Onderwijs is, net als zorg, voortdurend in beweging en de neoliberalisering heeft zich ook daar duchtig laten voelen, net als andere maatschappelijke en beleidsmatige ontwikkelingen – Gert Biesta schrijft daar al jaren uitermate kritisch over, op een soortgelijke manier als wij in de presentie doen. Vanuit een presentieperspectief vallen drie typisch moderne vormen van kwetsbaarheid in het onderwijs op, die enigszins parallel lopen met de drie genoemde niveaus.

  1. Kwetsbare leerlingen (qua talent, maatschappelijke positie, thuissituatie, sociaal-culturele hulpbronnen, financiën, steun en stimulans, etc.). Deze kwetsbaarheid leidt gemakkelijk tot fysiek uitvallen (voortijdige schoolverlaters). Present en relationeel werken voorkomen hier mismatches, dat wil zeggen: het kwijtraken van de verbinding en het verlies van relevantie voor degenen voor wie het onderwijsaanbod bestemd is.
  2. Kwetsbare docenten (permanent onzeker gemaakt door een aanhoudende stroom van regels, murw gebeukt met ‘innovaties’, overbelast, hun baan niet zeker, etc.). Deze kwetsbaarheid leidt ook tot mentale uitval (uitgeblust zijn). Presentie benadrukt hier relationeel leidinggeven dat medewerkers een hitteschild biedt tegen de vele impulsen en eisen van buitenaf en waarachter het werk van docenten als zinvol ontwikkeld kan worden.
  3. Kwetsbare vormgeving (voortdurend en sterk in beweging, afhankelijk van de arbeidsmarkt, ideologisch bezet, bureaucratisch ingericht, etc.). Deze kwetsbaarheid leidt gemakkelijk tot pedagogische uitval (onderwijs als ‘kwalificatiefabriek’).

Tot slot

Sommigen zullen dit alles associëren met ‘ontmoeting’, ‘dialoog’ en ‘aandachtigheid’. Daar is niet veel op tegen zolang dat niet uitloopt op zweverige romantiek en de idee dat we er met goede communicatie, een scheutje deugdethiek en gewone menselijke betrokkenheid wel komen. Dat is te naïef. Presentie berust op politieke ethiek en heeft een praktisch-morele spits. Onze maatschappelijke instituties, zoals ook onderwijs, zijn immers getekend door de machtsconstellaties waarbinnen ze functioneren en die ze nolens volens voortzetten. Uiteindelijk is daarom de vraag aan de orde welke samenleving we willen, wie mee mag doen en wie zichzelf moet zien te redden. Presentie en ‘aandachtige betrokkenheid’ kiezen altijd voor de meest kwetsbaren. Onderwijs kan bijdragen aan een rechtvaardige en fatsoenlijke samenleving door sociale ongelijkheid te bestrijden en presentie en aandachtige betrokkenheid zijn daarbij onmisbaar.

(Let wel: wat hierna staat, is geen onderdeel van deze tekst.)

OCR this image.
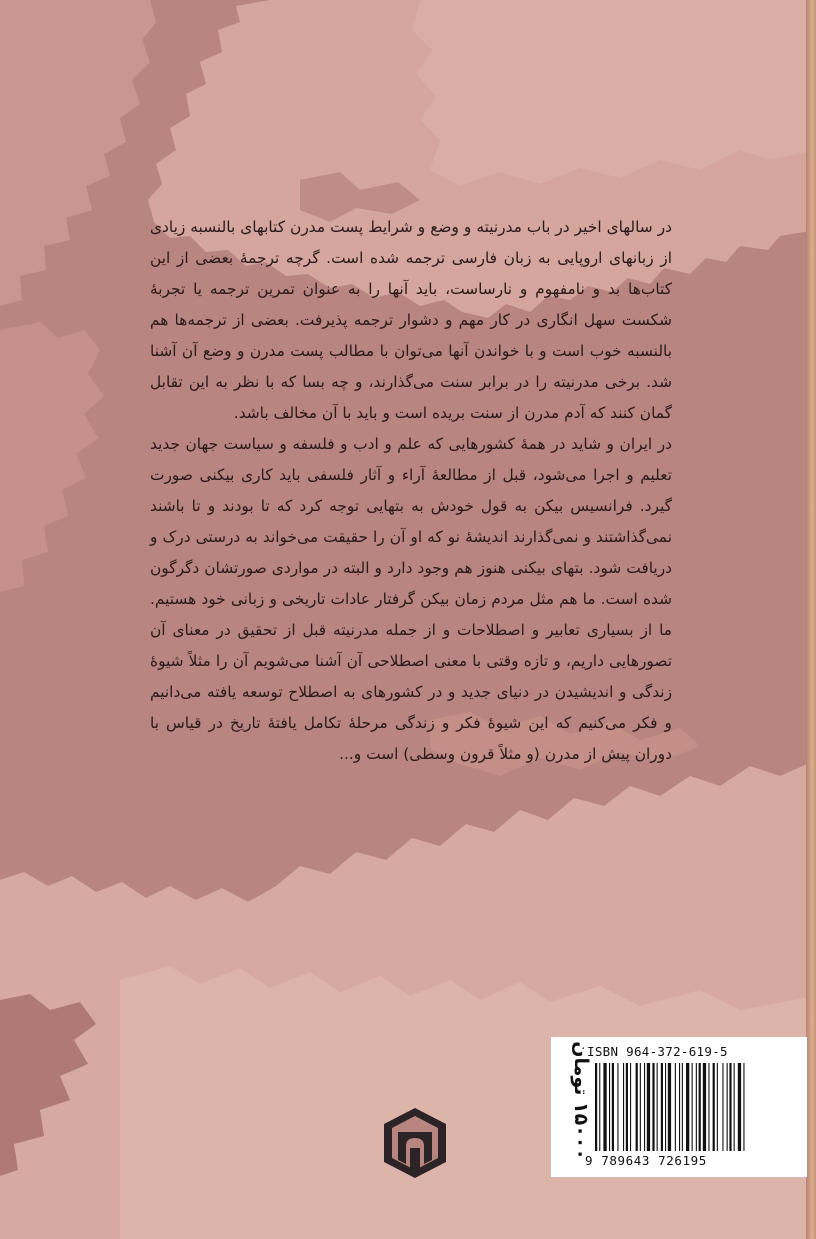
در سالهای اخیر در باب مدرنیته و وضع و شرایط پست مدرن کتابهای بالنسبه زیادی از زبانهای اروپایی به زبان فارسی ترجمه شده است. گرچه ترجمهٔ بعضی از این کتاب‌ها بد و نامفهوم و نارساست، باید آنها را به عنوان تمرین ترجمه یا تجربهٔ شکست سهل انگاری در کار مهم و دشوار ترجمه پذیرفت. بعضی از ترجمه‌ها هم بالنسبه خوب است و با خواندن آنها می‌توان با مطالب پست مدرن و وضع آن آشنا شد. برخی مدرنیته را در برابر سنت می‌گذارند، و چه بسا که با نظر به این تقابل گمان کنند که آدم مدرن از سنت بریده است و باید با آن مخالف باشد.

در ایران و شاید در همهٔ کشورهایی که علم و ادب و فلسفه و سیاست جهان جدید تعلیم و اجرا می‌شود، قبل از مطالعهٔ آراء و آثار فلسفی باید کاری بیکنی صورت گیرد. فرانسیس بیکن به قول خودش به بتهایی توجه کرد که تا بودند و تا باشند نمی‌گذاشتند و نمی‌گذارند اندیشهٔ نو که او آن را حقیقت می‌خواند به درستی درک و دریافت شود. بتهای بیکنی هنوز هم وجود دارد و البته در مواردی صورتشان دگرگون شده است. ما هم مثل مردم زمان بیکن گرفتار عادات تاریخی و زبانی خود هستیم. ما از بسیاری تعابیر و اصطلاحات و از جمله مدرنیته قبل از تحقیق در معنای آن تصورهایی داریم، و تازه وقتی با معنی اصطلاحی آن آشنا می‌شویم آن را مثلاً شیوهٔ زندگی و اندیشیدن در دنیای جدید و در کشورهای به اصطلاح توسعه یافته می‌دانیم و فکر می‌کنیم که این شیوهٔ فکر و زندگی مرحلهٔ تکامل یافتهٔ تاریخ در قیاس با دوران پیش از مدرن (و مثلاً قرون وسطی) است و...

۱۵۰۰۰ تومان
ISBN 964-372-619-5
9 789643 726195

Prof. dr Andries Baart is hoogleraar Presentie en Zorg, thans verbonden aan het UMCU, afd. psychiatrie, en aan Optentia Research Group, North West University in Zuid-Afrika. Dr. Guus Timmerman is als senior wetenschappelijk medewerker verbonden aan de Stichting Presentie. Correspondent: [email protected].

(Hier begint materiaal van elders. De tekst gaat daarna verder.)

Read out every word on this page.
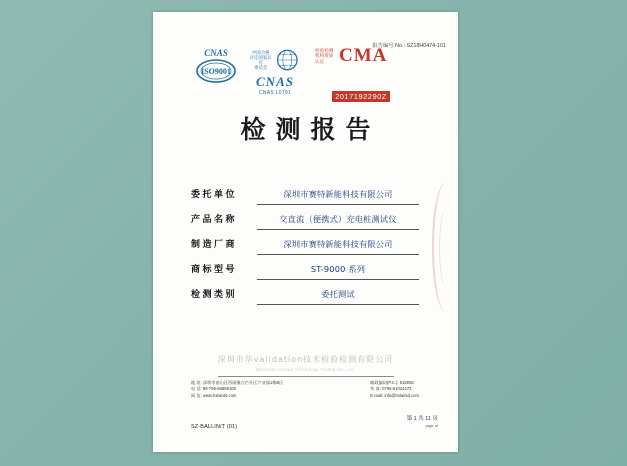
报告编号 No.: SZ18H0474-101
CNAS
ISO9001
中国合格
评定国家认可
委员会
CNAS
CNAS L0791
检验检测
机构资质
认定 CMA
2017192290Z
检测报告
委托单位	深圳市赛特新能科技有限公司
产品名称	交直流（便携式）充电桩测试仪
制造厂商	深圳市赛特新能科技有限公司
商标型号	ST-9000 系列
检测类别	委托测试
深圳市华validation技术检验检测有限公司
Shenzhen Huaxin Technology Testing Co., Ltd.
地 址: 深圳市南山区西丽镇白芒社区产业园1栋B区
电 话: 86-755-66856100
网 址: www.hxlaintd.com
邮政编码(P.C.): 518055
传 真: 0755-61024273
E-mail: info@hxlaintd.com
SZ-BALLIN/T (01)
第 1 共 11 页
page of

Presentie is uitgewerkt in vele tientallen boeken en artikelen. Kortheidshalve verwijzen we hier naar www.andriesbaart.nl, www.presentie.nl, https://www.researchgate.net/profile/Andries_Baart2/research, https://www.researchgate.net/profile/Guus-Timmerman-2/research, en https://ethicsofcare.org/.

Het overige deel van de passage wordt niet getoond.